Une nouvelle arme secrète: un simple caillou qui nous vient de Lockheed!



La technologie a parcouru un long chemin depuis l’époque où nos lointains ancêtres se faisaient la guerre à coup de pierres, mais voilà que le caillou fait un retour remarqué dans l’arsenal des armes… de haute technologie.
Avait lieu la semaine dernière à Washington la réunion annuelle de l’Association of United States Army, une association professionnelle représentant l’Armée des États-Unis auprès des élus dans la capitale américaine et dans les communautés locales.
À cette occasion, Lockheed Martin a présenté la «roche-espionne» de son système de surveillance de haute technologie SPAN (l’acronyme de l’anglais «self-powered ad-hoc network»), un réseau de capteurs sans fil perpétuellement autoalimenté à l’énergie solaire qui peut exercer une surveillance continue pendant des années et tient dans ce qui ressemble tout simplement à un vulgaire caillou.
Le réseau SPAN, qui utilise de savants algorithmes pour repérer ce qui peut représenter un danger peut, par exemple, prévenir les ingénieurs responsables de la sécurité d’un pipe-line en cas de risque de bris ou alerter un drone de surveillance qui viendra voir de plus près ce qui cloche.
Lockheed dit de cette technologie qu’elle offre une couverture maximale à un coût minimal , les capteurs pouvant rester sur le terrain après y avoir été déposés plusieurs années sans entretien.
On les dépose et on les oublie, tout simplement, jusqu’à la prochaine alerte.
Lockheeed compte vendre ses «roches-espionnes» pour la surveillance, et la protection des frontières , la surveillance des pipelines et la sécurité du pont, entre autres choses.

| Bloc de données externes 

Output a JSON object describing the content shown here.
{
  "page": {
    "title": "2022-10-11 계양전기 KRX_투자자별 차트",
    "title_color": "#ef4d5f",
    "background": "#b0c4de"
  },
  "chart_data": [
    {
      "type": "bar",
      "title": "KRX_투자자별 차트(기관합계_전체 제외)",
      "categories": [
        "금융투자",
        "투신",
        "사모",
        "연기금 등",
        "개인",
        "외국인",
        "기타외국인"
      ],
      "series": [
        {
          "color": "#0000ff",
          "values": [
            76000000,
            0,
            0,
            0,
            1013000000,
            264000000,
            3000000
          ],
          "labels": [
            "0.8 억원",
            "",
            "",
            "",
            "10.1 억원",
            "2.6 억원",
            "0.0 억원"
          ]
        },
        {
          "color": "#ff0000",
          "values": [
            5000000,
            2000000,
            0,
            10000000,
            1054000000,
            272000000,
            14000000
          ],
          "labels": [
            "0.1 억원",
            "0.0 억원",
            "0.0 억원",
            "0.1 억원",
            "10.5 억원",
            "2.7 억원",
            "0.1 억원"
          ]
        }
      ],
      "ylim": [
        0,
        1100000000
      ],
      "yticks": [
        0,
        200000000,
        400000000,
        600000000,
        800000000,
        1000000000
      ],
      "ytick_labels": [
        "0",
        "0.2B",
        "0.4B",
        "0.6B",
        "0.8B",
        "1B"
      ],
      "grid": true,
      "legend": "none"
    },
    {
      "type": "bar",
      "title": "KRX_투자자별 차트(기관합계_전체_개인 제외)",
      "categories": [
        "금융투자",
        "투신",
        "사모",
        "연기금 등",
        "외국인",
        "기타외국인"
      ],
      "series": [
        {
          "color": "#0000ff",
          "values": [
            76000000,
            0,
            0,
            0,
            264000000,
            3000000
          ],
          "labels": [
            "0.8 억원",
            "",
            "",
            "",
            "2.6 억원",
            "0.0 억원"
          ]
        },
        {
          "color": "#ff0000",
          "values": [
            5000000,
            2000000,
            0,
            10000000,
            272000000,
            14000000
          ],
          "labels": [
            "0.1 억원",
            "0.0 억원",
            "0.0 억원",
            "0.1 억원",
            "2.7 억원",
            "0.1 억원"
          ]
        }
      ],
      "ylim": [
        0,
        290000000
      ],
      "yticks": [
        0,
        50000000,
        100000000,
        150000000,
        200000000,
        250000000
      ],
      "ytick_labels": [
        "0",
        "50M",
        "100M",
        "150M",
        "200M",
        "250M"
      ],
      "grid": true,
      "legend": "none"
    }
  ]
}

Certes, la présentation publique de cette technologie est récente, mais, semble-t-il, les États-Unis, la Grande-Bretagne et Israël utilisent déjà de pareils dispositifs d’espionnage et une «roche-espionne» avait même explosé l’an dernier, tout près d’une usine d’enrichissement d’uranium iranienne soupçonnée d’être une pièce maitresse du programme nucléaire iranien, et possiblement du développement de l’arme atomique.
Toujours l »an dernier, l’ancien chef du personnel de l’ex-premier ministre Tony Blair, Jonathan Powell, a admis que le MI6, les services secrets britanniques, avait planté une «roche-espion» dans un parc de Moscou en 2006 pour «communiquer avec ses agents secrets».
La morale de cette histoire, si un jour vous croyez qu’il y un caillou «qui vous regarde de travers», vous n’aurez peut-être, pas tort.